The $8 price drop in near-month natural gas futures since the $15.780 price peak in mid-December is attracting some demand back into the market. Fertilizer manufacturers Terra Industries and Agrium Inc. said last week that falling gas prices and other factors have enabled them to resume production of ammonia and upgraded products at three of their idled facilities.
Terra suspended all production at the Woodward, OK, plant last November due to soaring natural gas costs and a Midcontinent drought that was expected to negatively impact spring farming. In December, the company also shut down its Yazoo City, MS, facility because of high natural gas costs. That plant remains down. Terra's other three plants in Iowa, Ontario and Tulsa, OK, are operating.

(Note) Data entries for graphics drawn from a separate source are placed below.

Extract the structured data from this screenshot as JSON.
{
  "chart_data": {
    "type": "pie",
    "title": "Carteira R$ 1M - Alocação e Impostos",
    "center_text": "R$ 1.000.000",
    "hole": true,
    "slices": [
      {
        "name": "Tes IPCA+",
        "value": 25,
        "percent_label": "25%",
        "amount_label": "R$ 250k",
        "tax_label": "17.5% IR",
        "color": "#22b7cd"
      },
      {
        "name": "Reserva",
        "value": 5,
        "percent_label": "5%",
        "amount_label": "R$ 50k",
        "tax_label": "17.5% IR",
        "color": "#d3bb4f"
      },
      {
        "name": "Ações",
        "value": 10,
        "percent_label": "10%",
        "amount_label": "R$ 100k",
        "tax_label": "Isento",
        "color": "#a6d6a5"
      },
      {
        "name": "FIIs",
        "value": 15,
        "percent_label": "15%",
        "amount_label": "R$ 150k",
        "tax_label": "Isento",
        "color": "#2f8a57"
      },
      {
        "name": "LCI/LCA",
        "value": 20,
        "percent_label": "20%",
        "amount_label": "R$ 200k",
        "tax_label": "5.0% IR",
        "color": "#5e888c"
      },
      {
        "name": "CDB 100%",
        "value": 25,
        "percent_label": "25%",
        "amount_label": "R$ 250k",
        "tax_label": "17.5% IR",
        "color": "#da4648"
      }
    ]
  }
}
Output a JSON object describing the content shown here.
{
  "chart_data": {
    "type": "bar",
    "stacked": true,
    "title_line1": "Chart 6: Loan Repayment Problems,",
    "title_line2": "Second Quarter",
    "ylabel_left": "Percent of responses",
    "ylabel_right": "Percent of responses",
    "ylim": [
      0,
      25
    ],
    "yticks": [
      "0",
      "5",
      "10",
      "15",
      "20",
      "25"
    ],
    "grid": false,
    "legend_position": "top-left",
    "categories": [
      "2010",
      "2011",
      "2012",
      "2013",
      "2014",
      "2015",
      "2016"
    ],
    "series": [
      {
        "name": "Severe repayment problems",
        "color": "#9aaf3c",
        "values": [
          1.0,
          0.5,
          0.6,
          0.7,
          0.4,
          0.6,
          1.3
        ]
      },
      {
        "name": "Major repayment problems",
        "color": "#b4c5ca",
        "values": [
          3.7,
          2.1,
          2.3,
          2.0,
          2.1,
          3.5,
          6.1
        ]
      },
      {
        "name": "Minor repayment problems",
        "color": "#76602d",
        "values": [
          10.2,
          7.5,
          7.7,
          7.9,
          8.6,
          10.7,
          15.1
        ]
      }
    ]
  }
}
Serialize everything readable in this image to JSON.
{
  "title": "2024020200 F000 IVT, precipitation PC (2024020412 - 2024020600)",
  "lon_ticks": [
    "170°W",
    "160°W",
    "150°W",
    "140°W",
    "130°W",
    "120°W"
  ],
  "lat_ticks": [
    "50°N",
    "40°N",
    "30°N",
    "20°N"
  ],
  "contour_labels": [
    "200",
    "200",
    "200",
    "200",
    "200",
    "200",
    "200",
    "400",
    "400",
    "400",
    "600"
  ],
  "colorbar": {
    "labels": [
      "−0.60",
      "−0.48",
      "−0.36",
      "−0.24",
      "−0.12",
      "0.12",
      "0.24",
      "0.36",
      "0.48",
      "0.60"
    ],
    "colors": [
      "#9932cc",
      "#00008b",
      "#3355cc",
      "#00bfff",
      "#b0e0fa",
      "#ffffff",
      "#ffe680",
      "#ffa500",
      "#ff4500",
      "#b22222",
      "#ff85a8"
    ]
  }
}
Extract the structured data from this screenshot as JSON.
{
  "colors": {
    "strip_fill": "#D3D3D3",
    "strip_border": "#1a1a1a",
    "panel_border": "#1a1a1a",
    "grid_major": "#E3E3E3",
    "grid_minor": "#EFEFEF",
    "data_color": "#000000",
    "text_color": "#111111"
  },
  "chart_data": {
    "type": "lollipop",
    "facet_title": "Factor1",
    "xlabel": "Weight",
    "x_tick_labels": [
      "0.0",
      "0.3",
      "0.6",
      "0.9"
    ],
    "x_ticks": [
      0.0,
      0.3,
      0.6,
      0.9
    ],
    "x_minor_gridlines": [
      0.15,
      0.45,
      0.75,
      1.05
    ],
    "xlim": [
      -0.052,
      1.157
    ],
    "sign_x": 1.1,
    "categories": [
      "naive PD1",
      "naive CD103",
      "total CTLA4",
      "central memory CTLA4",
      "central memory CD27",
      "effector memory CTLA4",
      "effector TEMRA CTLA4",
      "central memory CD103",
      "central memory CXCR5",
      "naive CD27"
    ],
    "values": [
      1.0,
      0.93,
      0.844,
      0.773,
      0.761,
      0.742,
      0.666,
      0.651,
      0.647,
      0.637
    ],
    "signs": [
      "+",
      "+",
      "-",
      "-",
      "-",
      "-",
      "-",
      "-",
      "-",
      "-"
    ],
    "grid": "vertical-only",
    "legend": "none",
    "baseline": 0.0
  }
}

While high gas prices were the major factor impacting the decision to shut down the Woodward facility, Terra spokesman Joe Ewing said drought also had a significant impact. "We've had very little rainfall out there so the farming has been delayed.
"We're still thinking that demand for our products will be off slightly, anywhere from 3% to 7% because of the high prices of inputs to our farmers and what they will get for their crops, particularly corn. The price of corn has been depressed somewhat since the fall," Ewing said. "Farmers have had to pay higher prices for fuels, fertilizer, irrigation, all those things. A lot of them use natural gas for irrigation.
"We think the demand from planting will be off a bit this year. But we've taken some product out of the production cycle, so we think maybe inventories are low enough that we'll be prepared for the spring without too much surplus inventory."
Agrium Inc. also announced last week that weaker gas prices have enabled it to restart production immediately at its Borger, TX, facility and prepare to restart operations in Fort Saskatechan, AB, by mid-February.
Natural gas is a feedstock in ammonia production with the cost of gas making up more than 80% to the total cost of production. It takes about 32-35 MMBtu of gas to produce one short ton of ammonia. Terra's five North American plants typically consume 100 Bcf of natural gas annually. Terra CEO Michael L. Bennett said last year that a $1/Mcf hike in the price of gas adds approximately $14-15 million to the company's gas bill.
According to the Washington, DC-based Fertilizer Institute, since 1998 17 U.S. fertilizer plants have shut down permanently due primarily to high natural gas prices. Five were idled until last week.